Vers la fin de l’époque des hypothèses, je me suis murmuré que les voix croient peut-être que je suis un animal et que je ne sais rien de ce qui se trame, que j’ignore leur menée à mon encontre, leur construction, leur tissage, par-dessous ; peut-être même ont-elles déjà ouvert les fenêtres des étages inférieurs pour passer par l’air infecté du dehors, remonter les murs au moyen de leurs robustes tentacules, ce, jusqu’au toit pour l’entailler, y percer un petit trou puis, à force de forer, un oculus et m’espionner à loisir ; puis fondre sur moi : de leur regard aigu lancer leurs yeux-missiles afin de me transpercer dans mon sommeil de chien ! … Je ne suis pas un chien. Je ne suis pas un cobaye.
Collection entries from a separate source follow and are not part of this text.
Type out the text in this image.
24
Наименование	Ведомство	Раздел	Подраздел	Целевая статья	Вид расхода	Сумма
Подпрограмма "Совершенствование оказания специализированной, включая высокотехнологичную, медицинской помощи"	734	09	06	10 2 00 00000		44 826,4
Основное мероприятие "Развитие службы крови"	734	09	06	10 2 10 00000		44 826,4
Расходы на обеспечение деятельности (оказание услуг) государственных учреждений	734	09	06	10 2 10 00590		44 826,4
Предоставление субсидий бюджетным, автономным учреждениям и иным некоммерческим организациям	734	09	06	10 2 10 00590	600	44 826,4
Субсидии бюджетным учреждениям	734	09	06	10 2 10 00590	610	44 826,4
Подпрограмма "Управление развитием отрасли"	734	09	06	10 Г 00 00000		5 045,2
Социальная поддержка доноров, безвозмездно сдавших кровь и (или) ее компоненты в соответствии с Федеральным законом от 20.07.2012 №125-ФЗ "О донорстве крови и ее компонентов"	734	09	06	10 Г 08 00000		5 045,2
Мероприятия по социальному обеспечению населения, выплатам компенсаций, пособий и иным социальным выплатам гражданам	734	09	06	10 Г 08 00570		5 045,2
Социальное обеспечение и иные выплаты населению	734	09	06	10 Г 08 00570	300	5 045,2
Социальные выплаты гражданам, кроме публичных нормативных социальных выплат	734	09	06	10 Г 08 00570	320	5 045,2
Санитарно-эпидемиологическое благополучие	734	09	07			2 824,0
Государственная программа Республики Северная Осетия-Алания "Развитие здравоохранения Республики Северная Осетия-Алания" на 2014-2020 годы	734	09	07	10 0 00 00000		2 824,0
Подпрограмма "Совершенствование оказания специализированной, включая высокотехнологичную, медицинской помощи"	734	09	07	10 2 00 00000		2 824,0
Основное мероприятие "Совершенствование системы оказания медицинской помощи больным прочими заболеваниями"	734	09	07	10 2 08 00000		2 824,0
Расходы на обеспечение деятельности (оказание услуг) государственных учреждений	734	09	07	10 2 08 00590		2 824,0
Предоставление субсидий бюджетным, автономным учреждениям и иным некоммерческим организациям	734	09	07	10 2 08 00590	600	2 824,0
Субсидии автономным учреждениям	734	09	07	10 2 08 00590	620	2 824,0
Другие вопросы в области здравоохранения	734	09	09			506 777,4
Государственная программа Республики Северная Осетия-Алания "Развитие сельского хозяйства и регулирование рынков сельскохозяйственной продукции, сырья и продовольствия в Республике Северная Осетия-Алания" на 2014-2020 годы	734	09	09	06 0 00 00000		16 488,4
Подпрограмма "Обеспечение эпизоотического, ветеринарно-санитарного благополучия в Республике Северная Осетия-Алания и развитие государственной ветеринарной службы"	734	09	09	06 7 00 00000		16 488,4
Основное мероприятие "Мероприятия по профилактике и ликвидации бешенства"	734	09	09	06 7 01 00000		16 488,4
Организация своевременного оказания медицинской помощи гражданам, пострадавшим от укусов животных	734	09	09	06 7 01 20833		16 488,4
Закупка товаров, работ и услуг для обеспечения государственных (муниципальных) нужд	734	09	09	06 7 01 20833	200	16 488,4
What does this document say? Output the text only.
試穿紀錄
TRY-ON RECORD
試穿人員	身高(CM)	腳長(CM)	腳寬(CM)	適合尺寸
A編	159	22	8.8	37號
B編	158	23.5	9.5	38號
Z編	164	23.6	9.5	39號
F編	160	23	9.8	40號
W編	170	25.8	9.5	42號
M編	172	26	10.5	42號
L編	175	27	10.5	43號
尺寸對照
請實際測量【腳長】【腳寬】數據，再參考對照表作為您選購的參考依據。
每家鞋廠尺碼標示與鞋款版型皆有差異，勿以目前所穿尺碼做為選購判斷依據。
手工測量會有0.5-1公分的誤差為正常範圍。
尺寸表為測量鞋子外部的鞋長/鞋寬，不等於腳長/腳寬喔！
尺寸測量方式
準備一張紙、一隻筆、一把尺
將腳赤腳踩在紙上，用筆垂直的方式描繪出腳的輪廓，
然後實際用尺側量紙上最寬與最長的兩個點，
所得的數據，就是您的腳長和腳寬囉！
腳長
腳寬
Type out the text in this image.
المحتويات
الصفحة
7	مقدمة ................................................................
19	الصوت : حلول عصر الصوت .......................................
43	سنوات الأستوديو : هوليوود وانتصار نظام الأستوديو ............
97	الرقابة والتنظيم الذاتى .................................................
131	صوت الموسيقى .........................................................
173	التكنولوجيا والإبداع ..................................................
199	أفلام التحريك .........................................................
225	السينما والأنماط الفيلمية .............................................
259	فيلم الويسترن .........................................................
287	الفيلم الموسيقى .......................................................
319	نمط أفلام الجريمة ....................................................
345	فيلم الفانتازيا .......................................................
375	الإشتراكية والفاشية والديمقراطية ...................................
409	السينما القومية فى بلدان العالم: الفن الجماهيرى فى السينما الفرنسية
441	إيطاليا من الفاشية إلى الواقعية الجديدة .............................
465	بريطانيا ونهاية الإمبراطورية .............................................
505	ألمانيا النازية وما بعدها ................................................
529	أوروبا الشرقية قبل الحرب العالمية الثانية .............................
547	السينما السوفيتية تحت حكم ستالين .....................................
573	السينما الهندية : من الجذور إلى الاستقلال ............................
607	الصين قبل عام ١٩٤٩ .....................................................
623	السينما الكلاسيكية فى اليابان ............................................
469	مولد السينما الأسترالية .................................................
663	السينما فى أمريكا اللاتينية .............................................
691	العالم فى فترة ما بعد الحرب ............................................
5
Je sais qu’elles m’écoutent, elles savent que je les écoute : je suis l’oreille dressée du qui-vive en personne ! Je ne fais pas partie des animaux qui ne savent pas que les hommes derrière leurs caméras les observent et qu’ils les enregistrent pour regarder leur vie intime, ensuite, à la maison. … Ou bien alors qu’ils me plaquent sous l’étouffoir que je crève dans le silence ! … Je ne suis pas une chose non plus comme ne le sont toutes les têtes habitées que j’ai eu à rencontrer jadis. Je ne sais pas comment l’époque des hypothèses a pris fin, je ne sais pas non plus à quelle époque car l’horloge s’est arrêtée sur une heure inconnue. Les voix aussi sont reparties vers leur propre inconnu depuis les paliers craquants desquels elles m’asticotent toujours, pour ne pas protester qu’elles me tourmentent ! pour ne pas tempêter qu’elles m’horripilent !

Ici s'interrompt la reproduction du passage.